By David C. Lipscomb
The Washington Times
Copyright 2008 The Washington Times LLC

WASHINGTON — D.C. paramedics by summer expect to get what their counterparts in area jurisdictions have had for decades: access to life-saving medications.

The decision to equip ambulances with narcotics comes after the department announced plans last year to run comprehensive background checks on every employee.

Battalion Chief Kenneth Crosswhite said the stocking of drugs could not have gone forward without the background checks.

“It could not have; it should not have,” Chief Crosswhite said.

The department has considered putting the drugs on ambulances for more than five years but held off because of administrative roadblocks or fears of theft.

Dr. Michael Williams, the department’s medical director, said the benefits of stocking ambulances with narcotics such as morphine and Valium far outweigh the risk of theft or abuse of those drugs.

“I’m much more concerned about not providing pain relief or not being able to break a seizure,” he said. “The nation’s capital can’t be the last big jurisdiction to have pain relief.”

Dr. Williams said the background checks would help fire officials who were “trying to make sure we don’t put temptation in front of individuals” who may have had drug problems in the past.

He said the background checks were a way of “identifying them and saying, ‘You probably shouldn’t be handling narcotics if you were convicted for X, Y and Z, 10 years ago.’ ”

National Association of Emergency Medical Technicians President Jerry Johnston said morphine can minimize heart failure and Valium can break potentially brain-damaging seizures.

“If you don’t have it, you can’t treat a seizure,” Mr. Johnston said. “You basically are helpless to watch them seize.”

Mr. Johnston said the use of narcotics on ambulances is “very common” and he was not aware of a jurisdiction that does not use them.

Fairfax County paramedics have been carrying narcotics for at least 24 years, and workers in Montgomery and Prince George’s counties have had them for about 30 years.

Maj. Chauncey Bowers, a paramedic with the Prince George’s fire department, said the drugs have improved patient treatment since the county started using them in 1977.
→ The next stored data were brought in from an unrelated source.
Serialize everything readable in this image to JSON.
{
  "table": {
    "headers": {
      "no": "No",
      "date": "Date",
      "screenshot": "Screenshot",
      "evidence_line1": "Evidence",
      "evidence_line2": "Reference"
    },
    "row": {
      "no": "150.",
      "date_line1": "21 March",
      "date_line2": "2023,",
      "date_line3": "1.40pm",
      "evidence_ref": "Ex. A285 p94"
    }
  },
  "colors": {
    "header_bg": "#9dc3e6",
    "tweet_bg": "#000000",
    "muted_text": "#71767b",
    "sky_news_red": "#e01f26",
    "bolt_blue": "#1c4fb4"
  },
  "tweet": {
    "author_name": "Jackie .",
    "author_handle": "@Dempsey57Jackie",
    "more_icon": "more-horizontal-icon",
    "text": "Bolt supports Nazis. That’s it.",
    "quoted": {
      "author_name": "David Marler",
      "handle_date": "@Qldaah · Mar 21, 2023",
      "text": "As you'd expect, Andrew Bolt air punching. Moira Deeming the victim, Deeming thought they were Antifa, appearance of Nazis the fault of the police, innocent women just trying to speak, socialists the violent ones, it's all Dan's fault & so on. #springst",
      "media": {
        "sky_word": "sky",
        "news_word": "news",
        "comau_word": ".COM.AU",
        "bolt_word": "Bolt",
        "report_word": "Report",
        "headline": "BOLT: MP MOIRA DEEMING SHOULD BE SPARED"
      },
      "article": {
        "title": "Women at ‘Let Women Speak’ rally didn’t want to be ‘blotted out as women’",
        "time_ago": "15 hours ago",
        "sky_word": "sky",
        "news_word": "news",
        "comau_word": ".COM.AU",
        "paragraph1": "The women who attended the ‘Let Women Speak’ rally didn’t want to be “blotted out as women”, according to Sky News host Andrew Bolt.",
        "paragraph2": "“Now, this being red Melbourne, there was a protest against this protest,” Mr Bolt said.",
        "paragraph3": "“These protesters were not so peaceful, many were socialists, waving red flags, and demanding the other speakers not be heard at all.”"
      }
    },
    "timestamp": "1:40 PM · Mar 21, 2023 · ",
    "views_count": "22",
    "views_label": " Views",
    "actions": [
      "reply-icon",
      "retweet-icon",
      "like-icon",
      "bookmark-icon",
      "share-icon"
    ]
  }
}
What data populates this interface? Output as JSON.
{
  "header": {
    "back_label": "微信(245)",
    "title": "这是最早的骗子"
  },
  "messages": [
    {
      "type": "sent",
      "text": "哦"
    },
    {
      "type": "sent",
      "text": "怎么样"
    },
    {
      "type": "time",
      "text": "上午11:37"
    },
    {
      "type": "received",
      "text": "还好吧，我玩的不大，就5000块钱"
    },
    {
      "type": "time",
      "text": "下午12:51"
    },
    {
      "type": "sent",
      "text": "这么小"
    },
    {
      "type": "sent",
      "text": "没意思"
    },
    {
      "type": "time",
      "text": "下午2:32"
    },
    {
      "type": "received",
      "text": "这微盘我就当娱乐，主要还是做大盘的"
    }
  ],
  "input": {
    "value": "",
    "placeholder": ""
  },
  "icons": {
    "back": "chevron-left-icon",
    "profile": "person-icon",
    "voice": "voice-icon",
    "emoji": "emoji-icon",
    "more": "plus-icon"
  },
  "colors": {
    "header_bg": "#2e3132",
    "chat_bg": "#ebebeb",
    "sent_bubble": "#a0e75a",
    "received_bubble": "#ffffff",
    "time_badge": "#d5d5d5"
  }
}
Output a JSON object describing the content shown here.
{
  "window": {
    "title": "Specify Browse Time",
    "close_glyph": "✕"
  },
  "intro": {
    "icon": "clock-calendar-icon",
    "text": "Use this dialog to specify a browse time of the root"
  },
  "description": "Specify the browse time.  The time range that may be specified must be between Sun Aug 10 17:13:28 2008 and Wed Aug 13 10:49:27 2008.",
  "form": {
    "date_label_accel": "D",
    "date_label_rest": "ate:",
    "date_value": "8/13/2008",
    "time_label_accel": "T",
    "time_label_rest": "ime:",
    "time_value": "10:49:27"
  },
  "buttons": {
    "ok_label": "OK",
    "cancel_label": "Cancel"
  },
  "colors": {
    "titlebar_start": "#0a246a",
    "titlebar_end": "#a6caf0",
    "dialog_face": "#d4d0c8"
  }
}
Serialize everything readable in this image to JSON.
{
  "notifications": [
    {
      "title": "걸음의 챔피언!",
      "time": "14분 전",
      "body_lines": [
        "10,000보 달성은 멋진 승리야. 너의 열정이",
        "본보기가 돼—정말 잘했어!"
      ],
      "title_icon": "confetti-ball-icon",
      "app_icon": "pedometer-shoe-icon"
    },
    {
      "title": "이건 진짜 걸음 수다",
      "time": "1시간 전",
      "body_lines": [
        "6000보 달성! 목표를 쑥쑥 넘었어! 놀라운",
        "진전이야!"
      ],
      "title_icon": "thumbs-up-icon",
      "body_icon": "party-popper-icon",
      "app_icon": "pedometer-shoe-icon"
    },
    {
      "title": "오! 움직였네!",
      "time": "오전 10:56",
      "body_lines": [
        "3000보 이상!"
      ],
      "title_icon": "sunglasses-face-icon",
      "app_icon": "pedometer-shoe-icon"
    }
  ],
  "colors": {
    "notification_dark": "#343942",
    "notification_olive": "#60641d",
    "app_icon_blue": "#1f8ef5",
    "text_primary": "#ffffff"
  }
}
He also said security systems for the drugs are relatively easy to maintain and he mostly dismissed fears of thefts.

“In the course of a year, you’re more likely to replace medicine because someone damaged it when they dropped it than because it was stolen,” Maj. Bowers said. “I think part of the fear of drugs getting stolen is urban legend.”

Dr. Williams said the District’s fire department is waiting for the D.C. Council to approve funds to purchase an electronic security system for drug boxes in ambulances.

The system requires each paramedic to have a unique key and logs who uses the drug boxes.

A spokeswoman for Mayor Adrian M. Fenty said the mayor will set aside $65,000 for the boxes as part of a $3.7 million request from the council that he plans to send to the council.

D.C. paramedics have been trained since 2003 to use medications that include drugs to sedate patients, break epileptic seizures, treat asthma attacks and emphysema, and to slow rapid heart rates.

In 2002, the D.C. Council approved the administration of the drugs, but then-Medical Director Dr. Fernando Daniels III said the process of stocking ambulances was delayed because paramedics needed more training on how to store and account for the drugs.